We can't have our children being exposed to other opinions. We must control everything they learn. They must only get our perspective on the world. We can't open their minds and expose them to independent thought.

Or, maybe, they're just afraid that exposing their kids to other ideas will make them realize how small-minded and unconvincing their own teachings are...

The Cool Kids


I missed my ten year high school reunion this past fall. It was held a few weeks before Thanksgiving in New Jersey, so the odds of me getting there and still being at my sister's dining room table to watch my toddler nephew get my 88-year-old aunt to put a paper plate on her head were pretty slim.

I missed out on finding out what happened to everyone.

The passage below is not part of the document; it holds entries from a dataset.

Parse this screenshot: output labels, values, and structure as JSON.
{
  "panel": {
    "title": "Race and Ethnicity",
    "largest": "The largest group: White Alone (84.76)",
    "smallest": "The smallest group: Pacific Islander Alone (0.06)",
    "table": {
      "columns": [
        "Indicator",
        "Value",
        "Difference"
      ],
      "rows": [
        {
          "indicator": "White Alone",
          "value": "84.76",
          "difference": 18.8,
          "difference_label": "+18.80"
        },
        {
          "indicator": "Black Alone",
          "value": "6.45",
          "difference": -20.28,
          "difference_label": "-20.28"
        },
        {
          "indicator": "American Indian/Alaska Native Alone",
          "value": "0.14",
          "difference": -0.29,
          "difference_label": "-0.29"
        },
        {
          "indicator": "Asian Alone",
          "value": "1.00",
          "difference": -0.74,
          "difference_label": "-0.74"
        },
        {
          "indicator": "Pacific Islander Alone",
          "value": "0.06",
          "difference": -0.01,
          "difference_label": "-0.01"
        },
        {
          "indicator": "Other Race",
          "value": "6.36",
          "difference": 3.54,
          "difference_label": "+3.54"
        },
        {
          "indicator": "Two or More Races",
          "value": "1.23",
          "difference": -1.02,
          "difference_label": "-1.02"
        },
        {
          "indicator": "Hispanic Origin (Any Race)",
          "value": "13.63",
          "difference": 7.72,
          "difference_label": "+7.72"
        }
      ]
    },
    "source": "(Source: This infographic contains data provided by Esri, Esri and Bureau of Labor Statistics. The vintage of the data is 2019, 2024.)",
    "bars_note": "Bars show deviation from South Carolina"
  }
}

I grew up in a pretty small town, so the basic details are often easy to come by. Someone's mom is bound to run into my mom and know what two thirds of the kids from my class are up to now. But all that tells me is who works in a bank and who got married and has four kids. Those are just mundane details.

What is really eating at me is, have the cool kids changed at all?

I was never one of the cool kids. I always have been and always will be a geek. I studied in homeroom. I ate lunch in the band room. I was in the drama club. I hung out with the kind of kids who would cut a pep rally to finish up a biology lab.

In middle school, I envied the cool kids. I even liked New Kids on the Block in an effort to fit in with the cool kids( Donnie Whalberg, sigh). I did everything I could to be one of them.

In high school, I figured out that the cool kids weren't anything special. I didn't want to be one of them. Their parties seemed stupid and, in their constant quest to not be like me, they acted like idiots. I actually sat in tenth grade English and listened to two of them (kids I had been in the top groups with all through elementary school) spend 45 minutes discussing whether or not London was a country and, once they exstablished it was a city, whether or not it was in Paris.

I couldn't force myself to act that dumb if I'd tried.

So, what are these kids up to now? Do they all have normal jobs? Do they regret being so cruel in middle school and acting so dumb in high school? Will they encourage their children to act like them?